Man sitzt am Lagerfeuer, hält die Hände an die Glut, sieht Funken, spürt Wärme.
Irgendwo im Hinterkopf das Märchen vom „Urelement Feuer“: wärmt, schützt, verzehrt.
So haben wir gelernt, so reden wir uns die Welt zurecht –
und wundern uns dann, warum es plötzlich warm wird,
wenn da oben ein Stern leuchtet, der keine Fragen stellt,
nur Strahlung schickt.
150 Millionen Kilometer Entfernung.
Acht Minuten Laufzeit.
Und dann brennt dir die Nasenspitze,
als hätte Gott persönlich beschlossen, die Abstandsregel zu lockern.
Wir haben die Sonne nie verstanden.
Wir haben sie angebetet, verteufelt, zu Gott erklärt,
aber immer unterschätzt.
Denn was sie tut, ist kein Wunder –
es ist ein thermonuklearer Reflex.
Sie wärmt dich, weil sie muss.
Sie verbrennt dich, weil sie kann.
Sie schafft Leben und radiert es wieder aus.
Es gibt keinen höheren Plan,
nur ein Gleichgewicht, das sich mit jedem Watt verschiebt.
Du spürst die Sonne nicht.
Du spürst Infrarot.
Photonen, ausgespuckt von einem Feuerball,
der weder Gnade noch Urteil kennt.
Strahlung trifft Haut, versetzt Moleküle in Panik,
und du nennst es „Sommer“.
Du hast geglaubt, Gott wohnt im Himmel,
schreibt Gebote, hebt den Finger.
Dabei ist er nur Licht –
und Licht hat keine Moral.
Die Sonne fragt nicht, ob du Sonnencreme trägst.
Sie macht weiter,
wird heller, heißer,
schiebt das Thermometer Millimeter für Millimeter
Richtung Kippe.
Noch lachst du über Rekordwerte.
Noch hältst du +4 Grad für Wetter.
Noch wiegst du dich in Statistik,
während dir der Planet langsam verkocht.
Das Fegefeuer kommt nicht von unten.
Es kommt von oben,
in 10 % Helligkeitsschritten,
und mit jeder Verdunstungsschicht
verschwindet ein weiterer Beweis deiner Hybris.
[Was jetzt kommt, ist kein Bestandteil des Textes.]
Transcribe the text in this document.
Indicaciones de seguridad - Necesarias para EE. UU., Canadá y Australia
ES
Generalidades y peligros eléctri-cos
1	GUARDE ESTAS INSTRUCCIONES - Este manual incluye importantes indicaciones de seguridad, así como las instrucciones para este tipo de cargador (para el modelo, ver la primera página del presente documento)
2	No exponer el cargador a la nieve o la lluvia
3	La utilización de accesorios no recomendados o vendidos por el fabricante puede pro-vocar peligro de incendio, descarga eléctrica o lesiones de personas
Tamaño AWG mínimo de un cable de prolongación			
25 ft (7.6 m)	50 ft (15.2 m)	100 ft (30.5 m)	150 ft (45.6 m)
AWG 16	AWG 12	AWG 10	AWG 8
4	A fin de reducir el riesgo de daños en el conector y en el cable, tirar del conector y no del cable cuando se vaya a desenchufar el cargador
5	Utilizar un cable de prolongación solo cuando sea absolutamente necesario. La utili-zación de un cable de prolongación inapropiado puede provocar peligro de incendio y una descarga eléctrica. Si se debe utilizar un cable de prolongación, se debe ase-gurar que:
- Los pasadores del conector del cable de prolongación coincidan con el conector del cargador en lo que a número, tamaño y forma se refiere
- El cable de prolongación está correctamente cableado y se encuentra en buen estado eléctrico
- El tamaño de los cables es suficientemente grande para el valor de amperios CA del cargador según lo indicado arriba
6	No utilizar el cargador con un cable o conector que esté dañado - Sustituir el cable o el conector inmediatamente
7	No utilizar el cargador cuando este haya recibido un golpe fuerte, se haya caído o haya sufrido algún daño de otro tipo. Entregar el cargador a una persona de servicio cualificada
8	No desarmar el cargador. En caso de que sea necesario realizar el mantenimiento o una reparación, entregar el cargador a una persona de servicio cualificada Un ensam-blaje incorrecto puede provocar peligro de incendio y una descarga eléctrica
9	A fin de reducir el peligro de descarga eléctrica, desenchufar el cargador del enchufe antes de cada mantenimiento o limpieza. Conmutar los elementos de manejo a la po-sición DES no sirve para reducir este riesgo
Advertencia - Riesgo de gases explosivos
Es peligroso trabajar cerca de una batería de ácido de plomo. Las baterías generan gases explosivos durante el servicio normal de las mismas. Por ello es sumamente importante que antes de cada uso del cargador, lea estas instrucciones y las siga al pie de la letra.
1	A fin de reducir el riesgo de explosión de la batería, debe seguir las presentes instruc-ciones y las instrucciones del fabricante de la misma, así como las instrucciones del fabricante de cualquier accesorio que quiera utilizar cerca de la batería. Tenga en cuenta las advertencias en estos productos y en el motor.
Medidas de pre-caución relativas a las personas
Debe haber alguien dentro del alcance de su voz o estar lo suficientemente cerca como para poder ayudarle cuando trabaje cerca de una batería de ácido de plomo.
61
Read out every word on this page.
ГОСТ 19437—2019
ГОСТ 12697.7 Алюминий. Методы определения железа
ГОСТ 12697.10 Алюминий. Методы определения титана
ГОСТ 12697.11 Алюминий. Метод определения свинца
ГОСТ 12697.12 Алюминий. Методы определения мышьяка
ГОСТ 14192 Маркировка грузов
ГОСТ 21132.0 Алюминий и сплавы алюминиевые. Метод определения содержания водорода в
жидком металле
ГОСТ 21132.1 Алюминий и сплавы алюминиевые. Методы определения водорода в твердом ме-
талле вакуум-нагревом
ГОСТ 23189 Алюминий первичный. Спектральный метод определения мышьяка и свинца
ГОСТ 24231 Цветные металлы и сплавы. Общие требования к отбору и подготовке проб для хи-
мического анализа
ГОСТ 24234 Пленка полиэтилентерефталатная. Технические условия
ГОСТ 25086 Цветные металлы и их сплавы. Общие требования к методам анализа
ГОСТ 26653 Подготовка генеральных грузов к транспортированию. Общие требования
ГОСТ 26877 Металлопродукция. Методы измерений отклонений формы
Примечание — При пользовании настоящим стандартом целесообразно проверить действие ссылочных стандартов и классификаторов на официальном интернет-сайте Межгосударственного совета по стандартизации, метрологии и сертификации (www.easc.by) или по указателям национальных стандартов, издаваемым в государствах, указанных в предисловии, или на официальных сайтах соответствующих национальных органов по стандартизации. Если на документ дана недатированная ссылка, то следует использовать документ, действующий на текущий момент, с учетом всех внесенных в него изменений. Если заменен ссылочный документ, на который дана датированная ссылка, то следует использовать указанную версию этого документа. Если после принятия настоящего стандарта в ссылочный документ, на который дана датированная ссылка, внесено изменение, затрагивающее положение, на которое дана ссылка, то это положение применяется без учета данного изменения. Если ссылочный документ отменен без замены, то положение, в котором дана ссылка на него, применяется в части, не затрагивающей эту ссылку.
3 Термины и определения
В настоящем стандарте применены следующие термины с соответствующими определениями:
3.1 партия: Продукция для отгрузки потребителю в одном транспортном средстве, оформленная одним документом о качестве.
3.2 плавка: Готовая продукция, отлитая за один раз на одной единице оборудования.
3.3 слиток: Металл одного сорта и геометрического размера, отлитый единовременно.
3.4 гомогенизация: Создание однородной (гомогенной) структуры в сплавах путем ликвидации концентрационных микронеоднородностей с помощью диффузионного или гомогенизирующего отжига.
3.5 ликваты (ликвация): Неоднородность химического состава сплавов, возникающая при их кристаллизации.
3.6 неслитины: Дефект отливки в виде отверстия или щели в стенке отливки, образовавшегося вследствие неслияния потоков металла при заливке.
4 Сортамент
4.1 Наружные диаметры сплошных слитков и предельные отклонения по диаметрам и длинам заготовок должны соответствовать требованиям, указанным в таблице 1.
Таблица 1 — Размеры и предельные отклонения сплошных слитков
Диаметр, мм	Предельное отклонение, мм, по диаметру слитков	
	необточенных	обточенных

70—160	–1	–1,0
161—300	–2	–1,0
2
Der Kipppunkt ist kein Knall.
Er ist ein Systembefehl:
Mehr Wärme → weniger Eis → mehr Methan → mehr Hitze.
Die Kaskade läuft,
die Rückkopplung lacht,
und du bist Beifahrer in einem Frittierfett,
das sich Klimasystem nennt.
Du spürst nicht die Sonne.
Du spürst das Ende.
Den sanften Vorlauf zur Selbstverbrennung,
verkauft als laue Sommernacht.
Und während du die Hand noch ins Lagerfeuer hältst,
schreibst du im Internet, dass alles gar nicht so schlimm ist.
Aber die Sonne kennt keine Diskussion.
Sie sendet nur.
Die Antwort liegt im Schmelzwasser.
Und im Schatten, der langsam verschwindet.